The concept of an EU Gambling Tax has received cautious support from several countries but is likely to face fierce opposition from Malta, a major igaming hub. The document also notes that gambling definitions vary across the EU, raising doubts about whether such a tax could be implemented uniformly across all member states.

The European Gaming and Betting Association (EGBA) has previously argued that an EU-wide gambling levy would be unfeasible.

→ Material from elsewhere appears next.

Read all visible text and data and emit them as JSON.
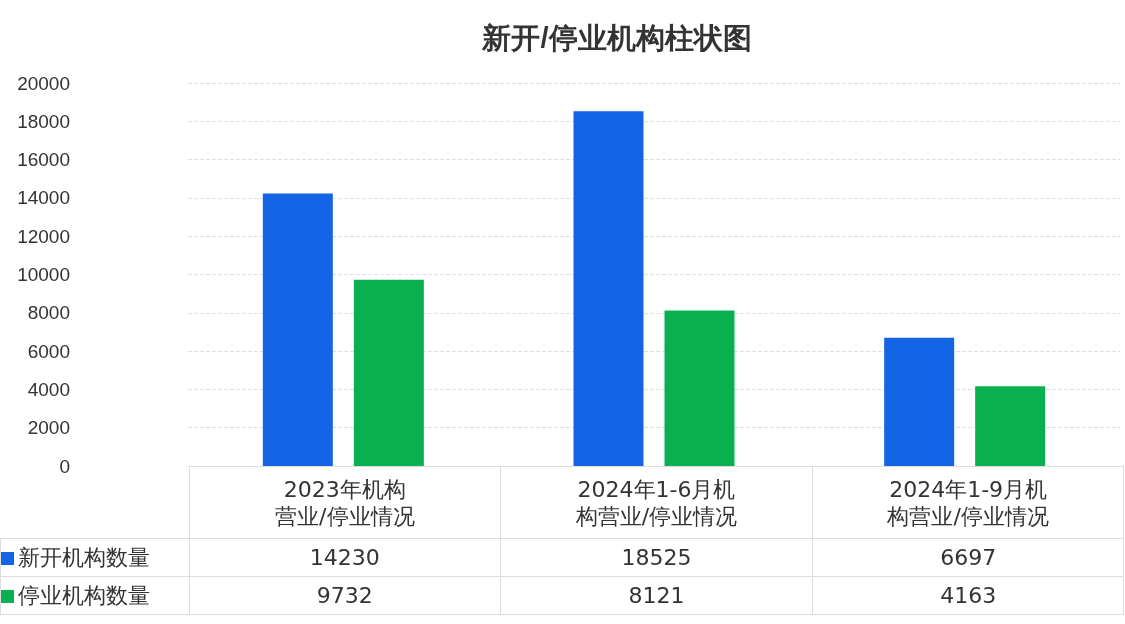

Meanwhile, the proposed digital services tax would be modeled on existing schemes in France, Spain, and Italy, with a 3 per cent charge on revenues from advertising, intermediation, and user data monetization applied to firms with global turnover above €750m. Primarily affecting large US companies like Amazon and Google, this tax is estimated to raise €5bn per year but may spark concerns about potential retaliation from the US.

The most uncertain projections relate to crypto assets. A 0.1 per cent tax on transaction values could bring in €3bn to €4bn annually, the EC believes, while a capital gains tax might add €1–2.4bn. However, the Commission cautions that “the revenue potential of crypto taxes is hard to estimate due to the lack of data.”

Cyprus, which currently holds the Council presidency, is expected to present revised budget figures and spending allocations around June 10. Any new EU tax requires unanimous approval among the bloc’s 27 governments—a hurdle that has already derailed most of the Commission’s earlier proposals, with the exception of the carbon border levy (CBAM).